Es ist aus heutiger Sicht auch nicht wirklich abschätzbar, wie sich die Lage in sieben oder zehn Jahren nach der Erweiterung, also etwa 2010/13 darstellen wird, wie die Konvergenz bis dahin vorankommt und wie die Arbeitsmarktentwicklung in den Beitrittsländern verlaufen wird. In allen Ländern wird die demographische Entwicklung bis dahin zu einer Verringerung des Arbeitskräfteangebots führen, deren Wirkungen aber ebenfalls heute nicht ausreichend beurteilt werden können. Daher sollten die Instrumente zu einer schrittweisen Integration der Arbeitsmärkte möglichst flexibel gestaltet werden. Sieben Jahre als Übergangszeit erscheinen aus heutiger Sicht extrem kurz bemessen, die Verlängerungsoption und eine Schutzklausel sind aus österreichischer Sicht unverzichtbar. Wenn sich bis dahin zeigt, dass die Wanderungsbereitschaft gering ist, wäre auch eine raschere Lockerung der Beschränkungen möglich - aber dies jetzt schon festzulegen, erscheint zumindest verfrüht. Die Ausschöpfung oder Nichtausschöpfung der im Rahmen der Übergangsregelungen zulässigen Migration wird zeigen, wie stark die Migrationsneigung tatsächlich ist.
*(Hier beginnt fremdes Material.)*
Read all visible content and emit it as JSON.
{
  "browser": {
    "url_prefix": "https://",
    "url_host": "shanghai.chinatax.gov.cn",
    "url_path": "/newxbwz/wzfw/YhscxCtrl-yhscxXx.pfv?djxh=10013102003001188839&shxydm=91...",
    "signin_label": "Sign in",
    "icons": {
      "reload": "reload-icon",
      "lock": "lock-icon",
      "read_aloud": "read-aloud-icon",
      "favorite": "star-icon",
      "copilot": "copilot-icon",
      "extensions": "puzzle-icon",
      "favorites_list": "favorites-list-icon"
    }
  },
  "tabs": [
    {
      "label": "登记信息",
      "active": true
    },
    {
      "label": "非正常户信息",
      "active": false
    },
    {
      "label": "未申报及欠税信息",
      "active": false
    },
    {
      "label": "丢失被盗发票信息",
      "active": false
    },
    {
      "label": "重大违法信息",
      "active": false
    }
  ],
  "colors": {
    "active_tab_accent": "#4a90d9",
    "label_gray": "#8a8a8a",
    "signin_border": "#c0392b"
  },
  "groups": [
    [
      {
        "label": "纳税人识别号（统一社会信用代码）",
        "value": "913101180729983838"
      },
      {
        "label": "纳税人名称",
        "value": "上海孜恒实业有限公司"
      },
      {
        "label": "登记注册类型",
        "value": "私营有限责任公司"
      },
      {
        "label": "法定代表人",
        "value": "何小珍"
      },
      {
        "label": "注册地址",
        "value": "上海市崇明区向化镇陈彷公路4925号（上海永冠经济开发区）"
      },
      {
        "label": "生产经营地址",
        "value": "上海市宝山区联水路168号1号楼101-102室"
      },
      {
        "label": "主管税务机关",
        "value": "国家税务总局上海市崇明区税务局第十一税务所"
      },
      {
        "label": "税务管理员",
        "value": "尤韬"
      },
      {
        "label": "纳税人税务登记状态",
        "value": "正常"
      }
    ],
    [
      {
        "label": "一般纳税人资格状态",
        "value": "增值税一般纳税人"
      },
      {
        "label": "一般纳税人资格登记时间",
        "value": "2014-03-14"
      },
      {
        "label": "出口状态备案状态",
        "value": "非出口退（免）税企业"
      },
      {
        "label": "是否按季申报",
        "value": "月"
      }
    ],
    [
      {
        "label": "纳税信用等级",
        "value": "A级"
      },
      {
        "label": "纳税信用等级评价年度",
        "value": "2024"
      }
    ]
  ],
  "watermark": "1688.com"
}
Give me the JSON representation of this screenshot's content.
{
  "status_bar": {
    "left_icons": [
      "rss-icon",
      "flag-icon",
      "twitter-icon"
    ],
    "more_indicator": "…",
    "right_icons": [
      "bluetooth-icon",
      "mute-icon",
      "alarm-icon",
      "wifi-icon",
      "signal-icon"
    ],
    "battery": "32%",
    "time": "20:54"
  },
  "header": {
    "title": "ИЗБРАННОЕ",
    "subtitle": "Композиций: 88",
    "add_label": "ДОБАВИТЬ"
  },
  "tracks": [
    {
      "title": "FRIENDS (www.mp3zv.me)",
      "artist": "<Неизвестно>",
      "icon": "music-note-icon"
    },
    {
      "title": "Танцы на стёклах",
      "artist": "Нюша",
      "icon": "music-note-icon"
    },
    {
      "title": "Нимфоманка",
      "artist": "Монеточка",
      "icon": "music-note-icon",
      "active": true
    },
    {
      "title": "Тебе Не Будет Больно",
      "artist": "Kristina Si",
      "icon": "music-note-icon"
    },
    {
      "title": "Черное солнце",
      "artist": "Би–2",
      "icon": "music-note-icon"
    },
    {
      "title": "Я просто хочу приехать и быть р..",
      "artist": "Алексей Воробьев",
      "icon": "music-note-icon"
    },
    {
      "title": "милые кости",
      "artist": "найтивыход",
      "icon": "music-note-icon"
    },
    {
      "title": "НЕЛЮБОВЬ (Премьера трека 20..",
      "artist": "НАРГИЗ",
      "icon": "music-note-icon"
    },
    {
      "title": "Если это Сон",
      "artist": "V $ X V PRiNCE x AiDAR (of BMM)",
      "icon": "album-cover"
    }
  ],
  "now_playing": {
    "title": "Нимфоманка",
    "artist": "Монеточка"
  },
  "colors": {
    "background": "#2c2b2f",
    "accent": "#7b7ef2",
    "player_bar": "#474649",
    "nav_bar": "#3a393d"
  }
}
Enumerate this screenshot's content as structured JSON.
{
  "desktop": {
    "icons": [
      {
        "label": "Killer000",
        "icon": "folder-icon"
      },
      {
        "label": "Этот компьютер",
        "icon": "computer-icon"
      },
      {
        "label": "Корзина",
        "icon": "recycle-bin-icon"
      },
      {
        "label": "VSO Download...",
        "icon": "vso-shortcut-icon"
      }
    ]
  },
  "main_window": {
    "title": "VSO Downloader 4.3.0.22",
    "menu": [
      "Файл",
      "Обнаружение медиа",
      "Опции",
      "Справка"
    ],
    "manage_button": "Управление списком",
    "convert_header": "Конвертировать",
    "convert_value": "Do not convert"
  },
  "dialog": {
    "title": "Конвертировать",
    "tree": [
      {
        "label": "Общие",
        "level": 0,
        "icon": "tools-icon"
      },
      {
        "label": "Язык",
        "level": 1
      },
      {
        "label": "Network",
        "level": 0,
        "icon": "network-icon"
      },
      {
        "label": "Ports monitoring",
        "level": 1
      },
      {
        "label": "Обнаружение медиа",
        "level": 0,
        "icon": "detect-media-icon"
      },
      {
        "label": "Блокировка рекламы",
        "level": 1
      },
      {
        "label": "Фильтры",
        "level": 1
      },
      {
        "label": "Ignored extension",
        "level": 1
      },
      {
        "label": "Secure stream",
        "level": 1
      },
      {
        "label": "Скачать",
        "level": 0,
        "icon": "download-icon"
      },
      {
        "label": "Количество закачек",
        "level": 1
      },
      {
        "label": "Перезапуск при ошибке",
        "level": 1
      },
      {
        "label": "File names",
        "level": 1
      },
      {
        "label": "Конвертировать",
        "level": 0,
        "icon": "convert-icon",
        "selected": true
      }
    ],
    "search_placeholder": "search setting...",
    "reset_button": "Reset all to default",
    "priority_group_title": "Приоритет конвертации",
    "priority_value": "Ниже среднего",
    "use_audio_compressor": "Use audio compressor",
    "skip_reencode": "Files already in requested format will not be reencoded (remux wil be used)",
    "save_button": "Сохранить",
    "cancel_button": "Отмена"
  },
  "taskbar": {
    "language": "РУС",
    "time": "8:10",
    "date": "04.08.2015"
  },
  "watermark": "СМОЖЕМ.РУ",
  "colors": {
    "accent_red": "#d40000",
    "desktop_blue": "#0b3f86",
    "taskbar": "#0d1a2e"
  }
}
Die Übergangszeit muss darüber hinaus intensiv genutzt werden, um durch Förderungs- und Entwicklungsprogramme, die gemeinsam von der EU und Österreich (Bund, Länder, Sozialpartner) getragen und finanziert werden, die Voraussetzungen für die Integration der Arbeitsmärkte in den Grenzregionen - und das ist im Falle Österreichs ein Großteil des Bundesgebiets - zu verbessern. Solche Programme sind kein Ersatz für eine Regulierung des Arbeitsmarktzugangs, aber sie fördern die Konvergenz. Durch einen so umfassenden Ansatz kann die EU-Osterweiterung als »soziales Projekt« gestaltet werden - ein Ziel, das sich die EU-Kommission selbst gesetzt hat und das voll unterstützt werden kann.

1) Forschungsbericht Nr. 275 des WIIW, Februar 2001.

2) E. Walterskirchen, R. Dietz, Auswirkungen der EU-Osterweiterung auf den österreichischen Arbeitsmarkt. Wifo-Studie, April 1998. Siehe dazu den Artikel in dieser Zeitschrift von G. Chaloupek, Wifo-Studie zur EU-Osterweiterung, Heft 7-8/1998 von Arbeit und Wirtschaft.

3) Die Ergebnisse der DIW-Studie sind in Kurzform veröffentlicht im Wochenbericht 21/2000 des Deutschen Instituts für Wirtschaftsforschung.

4) EU-Erweiterung und Arbeitsmigration: Wege zu einer schrittweisen Annäherung der Arbeitsmärkte. ifo- Institut für Wirtschaftsforschung, München, Dezember 2000.

5) Zitat aus einer Rede von EU-Kommissar Günter Verheugen, Die Erweiterung der Europäischen Union - Strategien für die Bewältigung der erweiterungsbedingten Herausforderungen (Berlin, 3. April 2001).